Pakistan und Afghanistan teilen sich eine 2.640 Kilometer lange Landgrenze. Die mit dem NATO-Truppenabzug einhergehende Instabilität in Afghanistan könnte vor allem auf die pakistanischen Stammesgebiete deutliche Auswirkungen haben. Auch in der Vergangenheit war dieses Gebiet wiederholt Schauplatz von Kämpfen zwischen Extremisten und Sicherheitskräften, wobei es zur Vertreibung der lokalen Bevölkerung kam (z.B. Militäroperation im Swat-Tal 2009, Kämpfe in Nordwaziristan).
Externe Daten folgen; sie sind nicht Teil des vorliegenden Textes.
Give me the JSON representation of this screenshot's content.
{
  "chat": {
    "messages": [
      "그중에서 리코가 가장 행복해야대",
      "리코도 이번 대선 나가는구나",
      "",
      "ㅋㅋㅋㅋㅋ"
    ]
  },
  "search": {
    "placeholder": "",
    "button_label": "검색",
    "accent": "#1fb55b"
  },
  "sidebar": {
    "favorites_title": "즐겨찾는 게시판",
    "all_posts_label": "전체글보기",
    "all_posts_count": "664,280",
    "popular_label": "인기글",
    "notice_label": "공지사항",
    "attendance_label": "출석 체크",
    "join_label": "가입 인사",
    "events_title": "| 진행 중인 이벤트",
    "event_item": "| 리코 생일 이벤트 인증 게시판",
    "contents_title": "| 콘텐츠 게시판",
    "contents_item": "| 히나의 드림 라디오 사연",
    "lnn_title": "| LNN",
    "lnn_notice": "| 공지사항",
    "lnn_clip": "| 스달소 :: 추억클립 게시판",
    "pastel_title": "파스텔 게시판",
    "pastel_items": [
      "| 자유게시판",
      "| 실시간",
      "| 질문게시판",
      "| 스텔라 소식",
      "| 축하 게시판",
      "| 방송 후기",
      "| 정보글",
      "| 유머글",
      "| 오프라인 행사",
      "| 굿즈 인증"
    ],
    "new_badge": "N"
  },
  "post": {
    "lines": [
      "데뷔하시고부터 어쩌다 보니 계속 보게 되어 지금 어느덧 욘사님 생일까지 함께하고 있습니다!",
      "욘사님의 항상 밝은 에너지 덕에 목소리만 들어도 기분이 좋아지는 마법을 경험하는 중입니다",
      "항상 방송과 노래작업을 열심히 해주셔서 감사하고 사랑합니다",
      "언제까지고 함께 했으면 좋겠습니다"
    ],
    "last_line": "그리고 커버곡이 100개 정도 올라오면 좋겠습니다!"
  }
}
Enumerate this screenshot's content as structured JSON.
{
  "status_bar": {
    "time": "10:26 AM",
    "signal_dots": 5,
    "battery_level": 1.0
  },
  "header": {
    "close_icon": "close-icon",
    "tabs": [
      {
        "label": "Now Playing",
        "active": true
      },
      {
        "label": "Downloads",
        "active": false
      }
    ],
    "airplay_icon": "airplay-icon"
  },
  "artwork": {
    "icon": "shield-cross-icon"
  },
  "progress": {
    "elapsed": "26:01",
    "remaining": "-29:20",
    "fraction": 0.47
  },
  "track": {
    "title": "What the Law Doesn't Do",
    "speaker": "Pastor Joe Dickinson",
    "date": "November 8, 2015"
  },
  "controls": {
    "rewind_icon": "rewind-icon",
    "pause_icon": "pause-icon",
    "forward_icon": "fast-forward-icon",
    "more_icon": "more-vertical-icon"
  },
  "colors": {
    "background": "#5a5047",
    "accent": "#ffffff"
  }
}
Die Vertriebenen suchten vielfach Zuflucht in angrenzenden Gebieten, indem sie z.B. in Lagern oder bei Verwandten lebten. 2015 wurden von den Vereinten Nationen mehr als 1,2 Millionen Binnenvertriebene wegen Kämpfen in den Stammesgebieten registriert. Nach dem NATO-Truppenabzug könnten extremistische Gruppen, wie etwa die afghanischen Taliban, das Vakuum nutzen und die pakistanischen Stammesgebiete verstärkt als Rückzugsort nutzen und hierbei die lokale Bevölkerung vertreiben. Zudem ist es wahrscheinlich, dass afghanische Flüchtlinge in Pakistan nach dem NATO-Truppenabzug keine schnelle Heimkehr in Erwägung ziehen. In Pakistan leben bereits jetzt rund 2,8 Millionen dokumentierte und nicht dokumentierte afghanische Flüchtlinge. Nur etwa die Hälfte der Flüchtlinge sind registriert, der Rest lebt ohne Dokumente, hauptsächlich in den nordöstlichen Provinzen Khyber Pakhtunkhwa und Südwest-Belutschistan, die an Afghanistan grenzen. In der südlichen Provinz Sindh, deren Hauptstadt Karatschi ist, leben circa 500.000 afghanische Flüchtlinge. Laut dem UNHCR wurden seit 2002 mehr als 3,8 Millionen Flüchtlinge nach Afghanistan zurückgeführt, aber viele kehrten aufgrund anhaltender Gewalt, Arbeitslosigkeit, mangelnder Bildung und medizinischer Einrichtungen nach Pakistan zurück. Nach dem Abzug der NATO-Truppen wird erwartet, dass nur ein kleiner Teil der afghanischen Flüchtlinge in Pakistan in ihr Land zurückkehren wird. Insofern wird Pakistan auch in Zukunft eine anhaltend hohe Anzahl von afghanischen Flüchtlingen im Land beherbergen bzw. ist allenfalls mit einem weiteren Anstieg zu rechnen. Auch wenn Pakistan sich bei den Afghanistan-Friedensverhandlungen für einen zeitlichen Plan für die Rückkehr und Wiedereingliederung afghanischer Flüchtlinge in ihre Heimat einsetzt, ist die Umsetzung dieses Ziels wenig greifbar (VB 10.5.2021).

Quellen:

• VB - VB des BMI in Islamabad/Bangkok [Österreich] (10.5.2021): Bericht: NATO-Truppenabzug aus Afghanistan und mögliche Auswirkungen auf Pakistan, Auskunft per Email

4.       Rechtsschutz, Justizwesen

Letzte Änderung: 24.06.2021

Das Gesetz sieht eine unabhängige Justiz vor, aber laut NGOs und Rechtsexperten unterliegt die Justiz oft externen Einflüssen, wie z.B. der Angst vor Repressalien durch extremistische Elemente in Terrorismus- oder Blasphemie-Fällen und der öffentlichen Politisierung von hochkarätigen Fällen. Zivilgesellschaftliche Organisationen berichteten, dass Richter zögern, der Blasphemie beschuldigte Personen zu entlasten, weil sie Selbstjustiz befürchten (USDOS 30.3.2021). Die pakistanische Verfassung und die gesamte pakistanische Rechtsordnung basieren weitgehend auf dem britischen Rechtssystem. Wenngleich gemäß Art. 227 der Verfassung alle Gesetze grundsätzlich im Einklang mit der Scharia stehen müssen, ist deren Einfluss auf die Gesetzgebung trotz Bestehens des Konsultativorgans Council of Islamic Ideology jedoch eher beschränkt, abgesehen von bestimmten Bereichen wie beispielsweise den Blasphemiegesetzen (ÖB 12.2020).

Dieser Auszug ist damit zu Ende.